One gallery gives viewers what amounts to a tour through Picasso's love life of the 1920s and 1930s, with a sequence of fabulous portraits - a few declared as such, most hidden - that reveal his changing mood. While he was in Rome, making sets for the Ballets Russes, he met former dancer Olga Khokhlova; they married in 1918, and his relationship with her coincided with a turn to Neo-Classicism in his work, and imaginings of a lost Golden Age on the Mediterranean. Together they had a son, Paulo, and Picasso's joy in fatherhood was manifest in compositions celebrating women and maternity such as Woman in White (1924). But the artist soon wearied of fatherhood, and of his wife, and as his feelings soured his contact with the Surrealists led him to produce Head of a Woman (1927), a biting satire of Olga. That same year, at the age of 45, Picasso's attentions were drawn to a 17-year-old girl he met on a Paris street, Marie-Thérèse Walter. His previously cold and dispassionate Surrealist style warmed, to produce sunny, joyfully erotic images of his new love, such as The Dreamer (1932). But again, as his ardency waned, his palette cooled, as in later portraits like Woman Asleep at a Table (1936). And, finally, as was his pattern, Marie-Thérèse was replaced, this time by the fiery and cerebral Surrealist photographer Dora Maar. For a time Picasso depicted Maar seated upon what appear to be thrones, as if he had for once met his match.
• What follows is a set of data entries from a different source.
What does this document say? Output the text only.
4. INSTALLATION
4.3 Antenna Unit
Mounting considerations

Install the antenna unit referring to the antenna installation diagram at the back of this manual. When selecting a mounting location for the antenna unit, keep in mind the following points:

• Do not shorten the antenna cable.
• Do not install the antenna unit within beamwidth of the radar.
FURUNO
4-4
Even when Picasso wasn't painting his women, his thoughts of them were shaping his work: one apocryphal tale has it that in Lent of 1930, the young and pious Marie-Thérèse swore off sex, and Picasso became so enraged he painted a Crucifixion. While this tale is subject to scrutiny, there is little mystery behind Man with a Lollipop (1938), the comic figure who appears among his women of the 1920s and 1930s at the Met. The composition mocks those who, late in life, return to childhood in order to find replacements for lost erotic love: here Picasso claims such a fate will not be his.
But which liaison brought the most to his art? The popularity of his portraits of Marie-Thérèse would suggest that it was this unlikely match which brought out the best in him - especially as evidenced in the latest auction price paid for her painting. Or maybe it was the variety of those different experiences which sharpened his art: the Metropolitan's show is sprinkled throughout with depictions of Venus, of nudes, even a series of prints imagining Raphael in embraces with the young woman who appears in his famous La Fornarina (1518-20). But the sorry tale of the Picasso dynasty - stories of suicide, instability, unhappiness - suggests that brief encounters with the master weren't so healthy for his women, nor were they so beneficial for the children to have such as legend as their father. Picasso's art may have flourished, but other lives weren't so lucky.